372 Lafayette Street: Review and Ratings

at The Southwest corner of Great Jones Street View Full Building Profile

Carter Horsley
Review of 372 Lafayette Street by Carter Horsley

This handsome, 6-story apartment building at 372 Lafayette Street on the southwest corner of Great Jones Street in NoHo was completed in 2016 and designed by Morris Adjmi.

The developer is Great Jones Lafayette LLC of which Noah Shemel is a principal.

It has 11 rental apartments and is distinguished by its gray metal façade with red-brick accents on either side of its mullions on the 2nd through the 5th floors.

Mr.
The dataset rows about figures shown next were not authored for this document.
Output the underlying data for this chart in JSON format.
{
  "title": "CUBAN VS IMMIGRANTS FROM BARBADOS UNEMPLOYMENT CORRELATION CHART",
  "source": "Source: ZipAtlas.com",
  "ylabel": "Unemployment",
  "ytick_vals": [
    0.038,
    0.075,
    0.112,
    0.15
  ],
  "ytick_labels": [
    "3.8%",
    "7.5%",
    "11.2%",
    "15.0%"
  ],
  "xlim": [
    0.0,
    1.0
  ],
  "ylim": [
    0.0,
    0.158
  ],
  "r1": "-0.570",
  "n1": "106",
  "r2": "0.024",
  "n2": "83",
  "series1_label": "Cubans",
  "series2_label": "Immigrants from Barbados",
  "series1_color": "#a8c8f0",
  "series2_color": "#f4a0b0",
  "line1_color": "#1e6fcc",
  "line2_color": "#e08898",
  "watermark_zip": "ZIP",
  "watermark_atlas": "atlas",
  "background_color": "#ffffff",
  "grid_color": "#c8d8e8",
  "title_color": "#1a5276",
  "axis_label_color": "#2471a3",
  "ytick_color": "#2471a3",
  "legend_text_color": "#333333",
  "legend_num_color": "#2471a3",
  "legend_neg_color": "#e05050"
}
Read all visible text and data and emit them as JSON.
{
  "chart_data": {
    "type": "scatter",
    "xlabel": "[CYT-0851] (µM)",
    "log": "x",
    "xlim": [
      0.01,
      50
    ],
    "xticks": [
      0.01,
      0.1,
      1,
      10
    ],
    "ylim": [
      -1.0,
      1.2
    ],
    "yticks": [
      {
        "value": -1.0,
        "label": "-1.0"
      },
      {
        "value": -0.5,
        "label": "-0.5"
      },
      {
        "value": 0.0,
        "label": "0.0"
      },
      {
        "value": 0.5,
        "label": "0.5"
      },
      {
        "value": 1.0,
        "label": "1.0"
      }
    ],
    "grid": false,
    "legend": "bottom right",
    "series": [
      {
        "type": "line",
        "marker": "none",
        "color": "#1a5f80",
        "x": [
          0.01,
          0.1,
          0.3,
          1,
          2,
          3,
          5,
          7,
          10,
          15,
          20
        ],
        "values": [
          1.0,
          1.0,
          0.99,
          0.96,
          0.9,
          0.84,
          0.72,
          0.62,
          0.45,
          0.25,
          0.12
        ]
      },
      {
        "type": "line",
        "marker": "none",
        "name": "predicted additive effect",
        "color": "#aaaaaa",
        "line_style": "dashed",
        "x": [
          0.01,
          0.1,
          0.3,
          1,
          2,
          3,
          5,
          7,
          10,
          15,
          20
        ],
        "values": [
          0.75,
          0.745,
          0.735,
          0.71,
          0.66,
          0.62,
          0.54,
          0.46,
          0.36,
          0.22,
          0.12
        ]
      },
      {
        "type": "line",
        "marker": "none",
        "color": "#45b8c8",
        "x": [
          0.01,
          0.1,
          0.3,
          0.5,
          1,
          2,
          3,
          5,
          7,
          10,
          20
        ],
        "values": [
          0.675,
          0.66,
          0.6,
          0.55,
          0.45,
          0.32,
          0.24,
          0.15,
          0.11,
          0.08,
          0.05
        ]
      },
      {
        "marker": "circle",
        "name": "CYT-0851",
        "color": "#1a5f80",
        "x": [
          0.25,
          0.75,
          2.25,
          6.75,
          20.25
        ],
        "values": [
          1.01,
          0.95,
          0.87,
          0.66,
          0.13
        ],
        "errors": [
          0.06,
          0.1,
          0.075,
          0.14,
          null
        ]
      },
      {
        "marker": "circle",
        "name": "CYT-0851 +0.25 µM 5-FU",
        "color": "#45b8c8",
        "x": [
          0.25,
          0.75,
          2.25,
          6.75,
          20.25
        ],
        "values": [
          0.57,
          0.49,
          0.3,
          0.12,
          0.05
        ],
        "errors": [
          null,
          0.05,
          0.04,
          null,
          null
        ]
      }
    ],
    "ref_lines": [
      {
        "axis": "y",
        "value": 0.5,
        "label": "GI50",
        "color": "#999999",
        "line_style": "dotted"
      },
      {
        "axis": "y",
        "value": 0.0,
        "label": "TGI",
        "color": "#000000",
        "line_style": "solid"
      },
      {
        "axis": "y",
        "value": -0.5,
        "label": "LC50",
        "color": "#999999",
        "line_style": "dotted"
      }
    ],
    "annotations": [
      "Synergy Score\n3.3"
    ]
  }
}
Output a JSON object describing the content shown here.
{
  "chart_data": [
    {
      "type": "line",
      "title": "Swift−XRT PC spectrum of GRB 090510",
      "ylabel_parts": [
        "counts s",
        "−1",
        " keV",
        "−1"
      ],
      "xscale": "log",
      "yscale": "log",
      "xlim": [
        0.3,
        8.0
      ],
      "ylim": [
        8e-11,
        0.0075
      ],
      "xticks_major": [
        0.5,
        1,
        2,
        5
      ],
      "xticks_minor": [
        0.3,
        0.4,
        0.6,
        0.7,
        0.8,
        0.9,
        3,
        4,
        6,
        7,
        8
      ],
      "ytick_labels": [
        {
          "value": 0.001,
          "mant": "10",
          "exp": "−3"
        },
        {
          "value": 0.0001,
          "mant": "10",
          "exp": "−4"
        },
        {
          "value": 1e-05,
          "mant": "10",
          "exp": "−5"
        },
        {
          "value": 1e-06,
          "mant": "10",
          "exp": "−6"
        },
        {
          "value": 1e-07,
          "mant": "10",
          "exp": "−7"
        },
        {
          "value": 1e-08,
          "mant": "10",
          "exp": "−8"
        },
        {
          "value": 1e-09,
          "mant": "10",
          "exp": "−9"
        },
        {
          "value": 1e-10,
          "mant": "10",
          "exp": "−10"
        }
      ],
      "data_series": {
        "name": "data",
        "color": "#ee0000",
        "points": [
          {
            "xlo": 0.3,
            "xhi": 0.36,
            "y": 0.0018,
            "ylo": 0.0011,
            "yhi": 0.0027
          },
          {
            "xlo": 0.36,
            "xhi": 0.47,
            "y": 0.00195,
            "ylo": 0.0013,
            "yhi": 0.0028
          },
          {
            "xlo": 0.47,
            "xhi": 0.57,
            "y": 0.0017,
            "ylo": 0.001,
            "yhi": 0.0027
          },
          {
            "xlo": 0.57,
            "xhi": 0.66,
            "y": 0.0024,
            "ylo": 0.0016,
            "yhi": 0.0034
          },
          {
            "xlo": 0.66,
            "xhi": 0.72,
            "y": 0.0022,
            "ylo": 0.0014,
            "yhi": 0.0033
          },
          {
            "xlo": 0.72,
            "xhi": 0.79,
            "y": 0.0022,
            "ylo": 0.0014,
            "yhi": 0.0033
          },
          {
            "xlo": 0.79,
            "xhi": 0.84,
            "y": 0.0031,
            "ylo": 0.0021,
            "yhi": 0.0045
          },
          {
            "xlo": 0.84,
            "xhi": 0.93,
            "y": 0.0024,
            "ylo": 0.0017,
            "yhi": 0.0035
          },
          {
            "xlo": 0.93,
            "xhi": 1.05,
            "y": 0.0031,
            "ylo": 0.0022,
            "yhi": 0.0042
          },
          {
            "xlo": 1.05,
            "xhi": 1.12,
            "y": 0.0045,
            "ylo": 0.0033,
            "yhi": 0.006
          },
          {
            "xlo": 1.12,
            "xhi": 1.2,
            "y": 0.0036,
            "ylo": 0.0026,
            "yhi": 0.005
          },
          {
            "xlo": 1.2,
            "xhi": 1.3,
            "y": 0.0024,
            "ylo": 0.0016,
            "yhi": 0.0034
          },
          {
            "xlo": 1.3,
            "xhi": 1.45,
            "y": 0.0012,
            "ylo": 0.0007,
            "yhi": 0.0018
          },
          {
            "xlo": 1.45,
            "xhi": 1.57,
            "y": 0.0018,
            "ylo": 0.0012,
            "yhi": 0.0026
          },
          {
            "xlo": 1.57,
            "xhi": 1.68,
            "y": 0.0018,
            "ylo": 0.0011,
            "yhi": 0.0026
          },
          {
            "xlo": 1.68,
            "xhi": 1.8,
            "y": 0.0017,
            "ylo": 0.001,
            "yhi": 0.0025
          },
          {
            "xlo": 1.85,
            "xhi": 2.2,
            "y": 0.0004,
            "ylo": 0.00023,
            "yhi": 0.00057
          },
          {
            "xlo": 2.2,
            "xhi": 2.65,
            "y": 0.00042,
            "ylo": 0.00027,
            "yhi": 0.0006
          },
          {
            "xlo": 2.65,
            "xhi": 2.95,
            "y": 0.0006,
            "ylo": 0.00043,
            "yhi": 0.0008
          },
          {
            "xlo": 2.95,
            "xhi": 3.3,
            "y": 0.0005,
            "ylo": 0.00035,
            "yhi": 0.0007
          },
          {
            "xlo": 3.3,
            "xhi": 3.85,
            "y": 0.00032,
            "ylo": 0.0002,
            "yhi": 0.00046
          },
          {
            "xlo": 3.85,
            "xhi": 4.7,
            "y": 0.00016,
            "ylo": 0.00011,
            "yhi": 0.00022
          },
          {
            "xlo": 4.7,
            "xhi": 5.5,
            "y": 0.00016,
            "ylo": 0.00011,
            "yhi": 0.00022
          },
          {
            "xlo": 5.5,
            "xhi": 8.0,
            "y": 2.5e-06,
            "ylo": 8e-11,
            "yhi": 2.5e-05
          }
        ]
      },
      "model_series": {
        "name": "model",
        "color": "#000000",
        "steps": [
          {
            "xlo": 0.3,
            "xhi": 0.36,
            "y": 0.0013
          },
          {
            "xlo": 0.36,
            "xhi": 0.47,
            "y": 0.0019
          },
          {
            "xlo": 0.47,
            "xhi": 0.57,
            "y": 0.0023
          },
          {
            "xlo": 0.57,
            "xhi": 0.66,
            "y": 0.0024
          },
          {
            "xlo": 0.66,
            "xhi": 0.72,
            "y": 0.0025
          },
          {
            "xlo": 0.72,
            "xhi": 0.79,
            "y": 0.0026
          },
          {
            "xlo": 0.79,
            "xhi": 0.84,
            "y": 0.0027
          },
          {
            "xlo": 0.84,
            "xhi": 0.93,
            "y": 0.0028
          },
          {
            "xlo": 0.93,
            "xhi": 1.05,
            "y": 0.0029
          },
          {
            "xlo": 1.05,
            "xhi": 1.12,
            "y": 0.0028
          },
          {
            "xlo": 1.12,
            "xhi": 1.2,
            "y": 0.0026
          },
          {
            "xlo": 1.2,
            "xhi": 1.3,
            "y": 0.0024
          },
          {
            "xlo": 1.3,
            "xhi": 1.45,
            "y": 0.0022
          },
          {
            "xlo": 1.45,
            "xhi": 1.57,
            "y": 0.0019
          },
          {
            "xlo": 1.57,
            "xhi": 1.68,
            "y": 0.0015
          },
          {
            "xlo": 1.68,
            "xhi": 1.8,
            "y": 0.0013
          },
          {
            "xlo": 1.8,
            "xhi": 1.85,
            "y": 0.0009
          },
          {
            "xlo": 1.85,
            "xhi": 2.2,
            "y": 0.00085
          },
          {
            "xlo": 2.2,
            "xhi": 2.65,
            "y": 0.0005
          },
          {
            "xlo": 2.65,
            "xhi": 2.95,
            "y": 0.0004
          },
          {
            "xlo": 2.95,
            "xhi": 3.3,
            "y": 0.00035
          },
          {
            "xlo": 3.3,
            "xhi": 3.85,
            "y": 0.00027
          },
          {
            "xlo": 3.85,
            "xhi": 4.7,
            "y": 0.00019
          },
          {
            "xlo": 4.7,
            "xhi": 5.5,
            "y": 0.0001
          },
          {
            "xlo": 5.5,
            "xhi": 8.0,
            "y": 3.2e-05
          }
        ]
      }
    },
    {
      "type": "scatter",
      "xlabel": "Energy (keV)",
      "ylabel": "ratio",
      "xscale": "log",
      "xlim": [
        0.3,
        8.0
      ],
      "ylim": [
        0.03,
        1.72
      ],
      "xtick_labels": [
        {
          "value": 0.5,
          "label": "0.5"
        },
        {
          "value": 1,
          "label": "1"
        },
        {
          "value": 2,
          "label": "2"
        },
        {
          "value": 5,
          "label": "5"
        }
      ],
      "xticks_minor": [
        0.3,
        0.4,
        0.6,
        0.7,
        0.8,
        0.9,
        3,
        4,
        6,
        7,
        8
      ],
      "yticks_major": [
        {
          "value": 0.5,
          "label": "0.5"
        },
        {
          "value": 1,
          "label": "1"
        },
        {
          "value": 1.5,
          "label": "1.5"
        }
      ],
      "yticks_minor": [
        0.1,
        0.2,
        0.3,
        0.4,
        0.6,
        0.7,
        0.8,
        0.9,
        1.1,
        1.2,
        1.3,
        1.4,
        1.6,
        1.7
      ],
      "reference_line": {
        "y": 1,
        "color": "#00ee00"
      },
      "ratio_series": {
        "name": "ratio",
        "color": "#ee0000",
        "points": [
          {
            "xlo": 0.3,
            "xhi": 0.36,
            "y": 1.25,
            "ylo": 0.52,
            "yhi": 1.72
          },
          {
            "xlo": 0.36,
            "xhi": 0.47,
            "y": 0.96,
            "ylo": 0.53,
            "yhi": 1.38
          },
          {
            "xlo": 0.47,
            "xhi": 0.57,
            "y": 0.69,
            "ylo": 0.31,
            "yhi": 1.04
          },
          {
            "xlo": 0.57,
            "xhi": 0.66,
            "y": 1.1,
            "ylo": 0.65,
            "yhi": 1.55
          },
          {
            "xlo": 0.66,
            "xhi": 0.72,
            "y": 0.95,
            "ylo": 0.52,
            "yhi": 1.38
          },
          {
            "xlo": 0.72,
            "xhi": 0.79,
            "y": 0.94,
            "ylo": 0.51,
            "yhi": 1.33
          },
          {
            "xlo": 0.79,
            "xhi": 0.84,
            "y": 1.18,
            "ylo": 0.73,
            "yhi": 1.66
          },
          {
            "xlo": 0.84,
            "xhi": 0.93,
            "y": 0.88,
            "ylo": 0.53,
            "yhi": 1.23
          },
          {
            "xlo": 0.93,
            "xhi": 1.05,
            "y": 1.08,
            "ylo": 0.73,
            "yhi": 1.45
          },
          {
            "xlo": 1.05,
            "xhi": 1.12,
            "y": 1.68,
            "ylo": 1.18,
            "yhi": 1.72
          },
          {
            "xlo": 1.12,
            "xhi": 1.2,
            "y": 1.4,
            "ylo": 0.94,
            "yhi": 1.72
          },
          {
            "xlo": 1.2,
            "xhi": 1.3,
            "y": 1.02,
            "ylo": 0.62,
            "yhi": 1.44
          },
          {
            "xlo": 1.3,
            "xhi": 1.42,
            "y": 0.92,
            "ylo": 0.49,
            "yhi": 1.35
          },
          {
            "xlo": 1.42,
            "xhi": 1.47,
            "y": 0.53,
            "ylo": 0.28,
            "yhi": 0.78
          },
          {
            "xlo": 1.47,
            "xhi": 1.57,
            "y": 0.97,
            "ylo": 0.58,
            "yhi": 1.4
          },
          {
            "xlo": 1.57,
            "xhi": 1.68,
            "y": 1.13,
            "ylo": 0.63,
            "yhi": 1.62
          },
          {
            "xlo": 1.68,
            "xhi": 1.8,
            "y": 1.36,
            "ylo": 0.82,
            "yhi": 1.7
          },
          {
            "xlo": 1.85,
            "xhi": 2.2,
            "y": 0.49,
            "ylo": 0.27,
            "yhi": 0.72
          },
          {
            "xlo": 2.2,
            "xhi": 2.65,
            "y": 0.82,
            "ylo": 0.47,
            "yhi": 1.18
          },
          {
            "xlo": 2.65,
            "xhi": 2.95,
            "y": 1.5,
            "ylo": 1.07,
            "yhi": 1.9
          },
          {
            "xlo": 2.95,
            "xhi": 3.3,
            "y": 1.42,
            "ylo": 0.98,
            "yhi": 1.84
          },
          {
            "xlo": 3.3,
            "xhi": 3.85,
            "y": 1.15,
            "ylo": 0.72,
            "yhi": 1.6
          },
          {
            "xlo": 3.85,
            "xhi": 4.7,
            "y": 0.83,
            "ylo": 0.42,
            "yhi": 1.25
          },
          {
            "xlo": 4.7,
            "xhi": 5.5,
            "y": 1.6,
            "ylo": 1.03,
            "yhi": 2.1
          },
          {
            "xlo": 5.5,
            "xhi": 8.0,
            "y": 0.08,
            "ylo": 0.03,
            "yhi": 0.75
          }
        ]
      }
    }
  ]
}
Adjmi employed an aluminum façade also at the Sterling Mason development in 2015 in TriBeCa.  His other major projects in the city include the Scholastic Building on Broadway between Prince and Spring streets with its bright and broad red spandrels and the askew low-rise office building at 837 Washington Street near the High Line.

This building is just to the north of 10 Bond Street designed by Anabelle Selldorf, which was under construction at about the same time, and directly across Great Jones Street from the great 1889 Schermerhorn Building that is notable for its fat and low columns, tie-backs and two-tone façade by Henry J. Hardenbergh and its lavish Lafayette restaurant and sidewalk café.

These buildings along with nearby 40 Bond Street, designed by Herzog & de Meuron, and 25 Bond Street, designed by BKSK Architects, make this area a pocket of significant architectural interest.

Bottom Line

Unlike the pretty showy ambiance of the High Line strip of new construction, this building continues the rather sophisticated aesthetic of this much smaller group of new buildings that has transformed what was once a fairly unattractive area into one of the city’s choicest.

Description

The building’s top floor continues the façade treatment of floors 2 through 5 except that its girder-like mullions are not flanked by red brick and that the spaces in between them are open as the penthouses structures are recessed.

The top of the façade is a triple-bandcourse while the lower bandcourses, which line up nicely with the terracotta bandcourses at 10 Bond Street next door, are girder-like.

The end corner columns at Great Jones Street are rounded, which is a subtle variation.

The ground floor has retail spaces on either side of the central entrance on Lafayette Street.

This building is one floor shorter than 10 Bond Street whose top floor is recessed but is surrounded by a pergola-like overhang, creating a surprisingly nice contextual relationship with the open top floor at 372 Lafayette.

History

In 2006, the City Planning Commission approved a plan for a similarly massed building made out of shipping containers by architect David Wallance.